If you block an attack, you can continue to stay in block animation, and remain unthrowable, by quickly alternating between standing guard and crouching guard. You know you are doing it correctly if you are not moving backwards when alternate guarding.
To stop an opponent from alternate guarding, you have to exploit the fact that they’re not blocking low for some part of their alternate guard movement, and thus you need to throw out a low to beat the alternate guarding. This can be quite difficult, because the opponent can choose to block high for a very short time, and block low for much longer when alternate guarding.

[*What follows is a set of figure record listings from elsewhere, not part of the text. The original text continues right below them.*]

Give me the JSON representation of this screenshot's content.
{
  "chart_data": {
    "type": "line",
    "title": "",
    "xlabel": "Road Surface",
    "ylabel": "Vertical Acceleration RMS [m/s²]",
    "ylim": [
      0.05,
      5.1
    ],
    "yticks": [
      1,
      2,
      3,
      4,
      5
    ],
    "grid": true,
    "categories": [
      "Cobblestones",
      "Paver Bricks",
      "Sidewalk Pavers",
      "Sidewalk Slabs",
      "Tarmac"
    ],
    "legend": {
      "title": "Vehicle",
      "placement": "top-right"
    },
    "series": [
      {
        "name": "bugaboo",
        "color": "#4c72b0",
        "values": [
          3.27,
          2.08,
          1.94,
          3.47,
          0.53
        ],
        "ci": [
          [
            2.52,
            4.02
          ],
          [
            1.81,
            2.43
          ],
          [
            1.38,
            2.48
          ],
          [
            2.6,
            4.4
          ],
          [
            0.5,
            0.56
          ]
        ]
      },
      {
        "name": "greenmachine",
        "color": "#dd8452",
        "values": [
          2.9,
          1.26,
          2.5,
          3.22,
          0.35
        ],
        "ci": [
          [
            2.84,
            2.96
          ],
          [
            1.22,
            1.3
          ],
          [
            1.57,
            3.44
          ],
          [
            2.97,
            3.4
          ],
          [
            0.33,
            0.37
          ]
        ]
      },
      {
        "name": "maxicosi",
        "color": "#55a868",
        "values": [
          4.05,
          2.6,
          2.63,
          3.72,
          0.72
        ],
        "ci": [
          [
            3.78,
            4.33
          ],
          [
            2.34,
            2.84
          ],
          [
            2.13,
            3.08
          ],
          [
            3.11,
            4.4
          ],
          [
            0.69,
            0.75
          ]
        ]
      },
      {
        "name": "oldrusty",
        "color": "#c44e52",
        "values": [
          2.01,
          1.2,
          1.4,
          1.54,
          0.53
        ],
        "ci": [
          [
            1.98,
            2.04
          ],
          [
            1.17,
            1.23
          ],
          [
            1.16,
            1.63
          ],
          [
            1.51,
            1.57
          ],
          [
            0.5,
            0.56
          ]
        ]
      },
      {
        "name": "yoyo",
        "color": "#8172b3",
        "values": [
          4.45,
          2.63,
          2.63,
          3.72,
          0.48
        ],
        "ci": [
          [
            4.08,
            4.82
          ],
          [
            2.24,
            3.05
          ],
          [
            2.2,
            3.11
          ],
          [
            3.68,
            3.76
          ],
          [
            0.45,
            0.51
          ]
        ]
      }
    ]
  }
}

Below we see an example of Orochi Yashiro doing a tick throw with cr.A to hcf+P on a crouch blocking Mai. The second part of the video the Mai player alternate guards, and this time the tickthrow does not hit Mai. In fact none of Orochi Yashiro’s grabs are able to hit her anymore for as long as the Mai player decides to continue to alternate guard.
Needless to say, alternate guard is an essential technique to defend against grappler type characters.
In the Arcade version of The King of Fighters XIII, Alternate Guard played a much less important role than in older KOFs for several reasons. First of all, it is a lot more difficult to alternate guard in KOFXIII and requires much quicker movement than in older KOFs. Secondly, some characters lack the ability to Alternate Guard altogether. For example, Maxima cannot Alternate Guard at all.
Luckily, all of this has been fixed in the console version. All characters can Alternate Guard now, and it has become significantly easier to do so.
It is possible to alternate guard even without blocking an attack. If someone whiffs an attack at some range away from you you’ll still go into a guarding animation. This can also be extended by alternate guarding.